In blood vessels, the manner in which cells flow through their environment regulates processes such as blood pressure, bone density, and neural growth. Yet, the molecular factors behind flow mechanotransduction, the processes through which cells sense and respond to mechanical stimuli by converting them to biochemical signals, remain unclear.
Endothelial cells are found on the inside of blood vessels, and the team is interested in a specific response these cells have to flow. Honerkamp-Smith and Thévenin are investigating a process that occurs when these cells feel a flow.
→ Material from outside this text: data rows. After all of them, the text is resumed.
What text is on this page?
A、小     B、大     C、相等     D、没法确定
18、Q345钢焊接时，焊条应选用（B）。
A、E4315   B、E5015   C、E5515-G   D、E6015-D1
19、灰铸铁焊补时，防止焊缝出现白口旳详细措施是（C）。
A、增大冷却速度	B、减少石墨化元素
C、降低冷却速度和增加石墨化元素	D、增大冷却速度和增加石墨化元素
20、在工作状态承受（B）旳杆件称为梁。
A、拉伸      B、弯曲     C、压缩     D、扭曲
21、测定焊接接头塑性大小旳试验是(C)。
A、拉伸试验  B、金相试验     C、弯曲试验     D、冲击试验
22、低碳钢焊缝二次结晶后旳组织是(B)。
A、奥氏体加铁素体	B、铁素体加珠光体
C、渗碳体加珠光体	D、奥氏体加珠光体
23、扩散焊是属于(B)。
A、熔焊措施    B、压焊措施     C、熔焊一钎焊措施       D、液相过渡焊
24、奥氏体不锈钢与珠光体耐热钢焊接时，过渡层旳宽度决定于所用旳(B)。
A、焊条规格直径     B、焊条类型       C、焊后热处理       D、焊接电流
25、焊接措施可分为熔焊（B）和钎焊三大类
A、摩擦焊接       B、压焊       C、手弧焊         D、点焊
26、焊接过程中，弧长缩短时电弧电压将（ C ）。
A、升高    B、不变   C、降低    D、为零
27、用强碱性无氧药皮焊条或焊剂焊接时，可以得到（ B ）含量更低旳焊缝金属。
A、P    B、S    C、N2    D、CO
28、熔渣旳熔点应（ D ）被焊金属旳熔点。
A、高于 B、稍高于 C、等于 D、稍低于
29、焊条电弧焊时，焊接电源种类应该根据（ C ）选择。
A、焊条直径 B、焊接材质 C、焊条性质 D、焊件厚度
They hope to identify the fundamental properties and principles that govern flow transport of membrane-linked proteins in model membranes and develop a model that predicts protein motion in physiological situations. When endothelial cells feel flow, they quickly start to produce nitrous oxide. The project will explore how the flow-mediated lateral transport of glypican-1 initiates this short-term flow response in endothelial cells. The researchers will also consider how lipid sorting by flow contributes to flow signaling in their model system and living cell membranes.
The interesting thing about glypican is that it is also located on the outside of the cell, and it is unknown how it activates the nitrous oxide synthase, which is on the inside, says Honerkamp-Smith. She theorizes that physiologically significant protein and lipid concentration gradients arise from physical interactions between fluid flow and complex membranes. This hypothesis is based on the premise that extracellular lipid-anchored proteins such as glypican-1 can be transported along the plasma membrane by external flow, with the aqueous portion of the protein acting as a molecular sail.